Fabricante de chocolates premium, co-fundada por Guilherme Leal, da Natura, inaugurou serviço para clientes tirarem dúvidas ao vivo na hora da compra.
O coronavírus fez as empresas reiventarem sua operação de integração entre lojas físicas e e-commerce. Mas a fabricante de chocolates brasileira Dengo, decidiu dar um passo além no movimento. Com todas as suas 18 lojas em shoppings, hoje fechados, a empresa inaugura nesta semana uma funcionalidade em que o cliente pode falar com o vendedor durante as compras por meio de uma transmissão ao vivo — quase como adentrar a loja física, mas, pela internet.
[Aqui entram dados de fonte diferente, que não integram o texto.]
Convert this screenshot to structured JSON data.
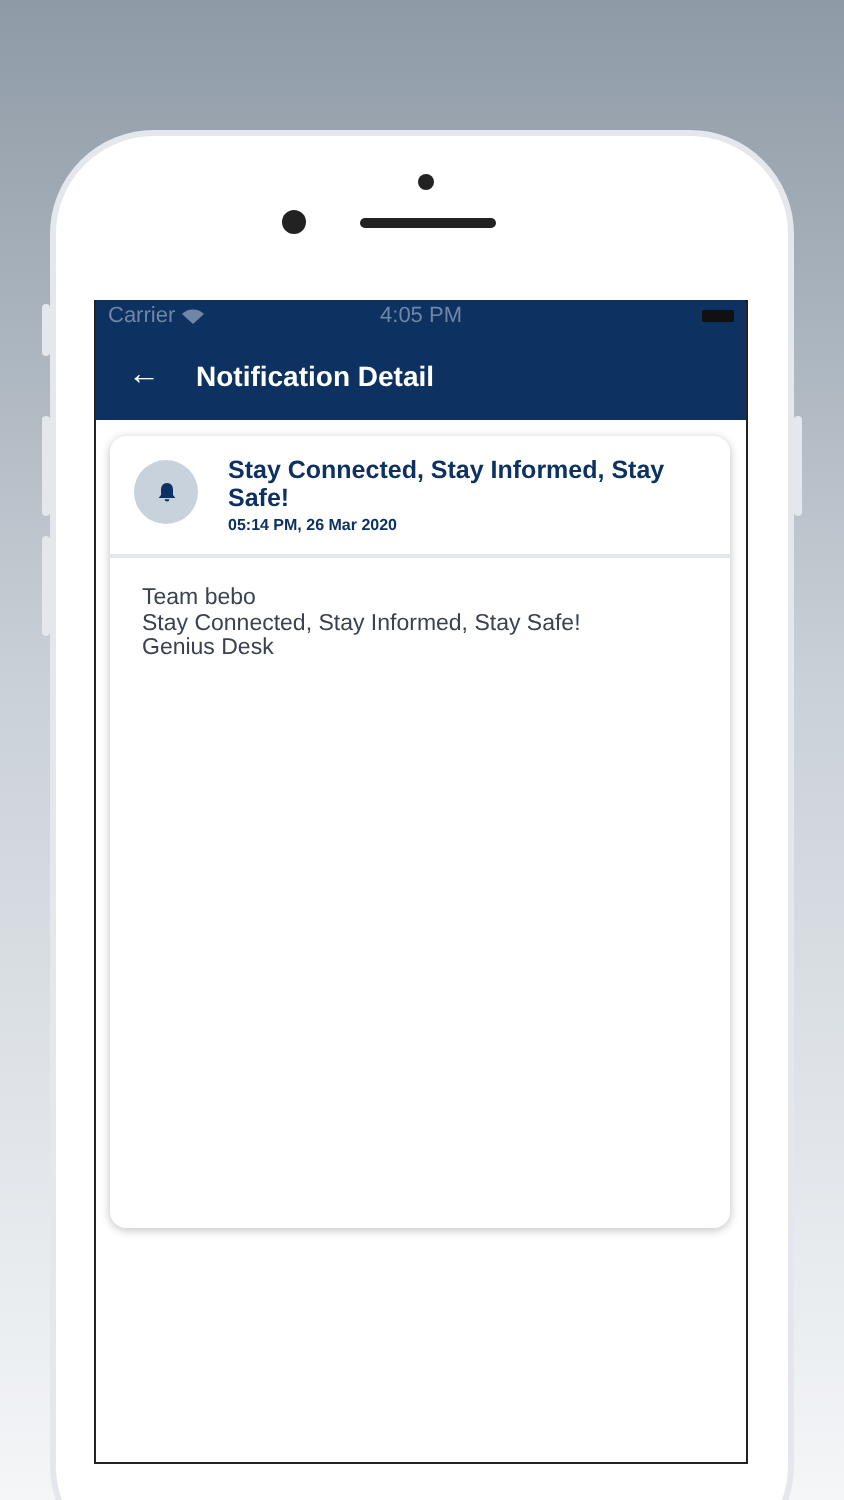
{
  "status_bar": {
    "carrier": "Carrier",
    "time": "4:05 PM"
  },
  "header": {
    "back": "←",
    "title": "Notification Detail"
  },
  "notification": {
    "title": "Stay Connected, Stay Informed, Stay Safe!",
    "timestamp": "05:14 PM, 26 Mar 2020",
    "body": [
      "Team bebo",
      "Stay Connected, Stay Informed, Stay Safe!",
      "Genius Desk"
    ]
  }
}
Ideias nesse sentido já vinham sendo pensadas há um ano, mas a pandemia foi a hora de tirar o projeto do papel, diz o presidente e fundador da Dengo, Estevan Sartoreli. “É uma forma de tirarmos dúvidas dos clientes e também de continuarmos próximos, amenizando um pouco da frieza de só comprar por meio de uma tela automática”, diz.
O experimento está sendo feito na unidade do shopping Eldorado, em São Paulo. Como no mundo físico, há horário de atendimento no streaming: das 12h às 20h, no mesmo período em que a loja fica aberta para receber pedidos de plataformas de entrega. Há somente um funcionário na operação, por motivos de segurança.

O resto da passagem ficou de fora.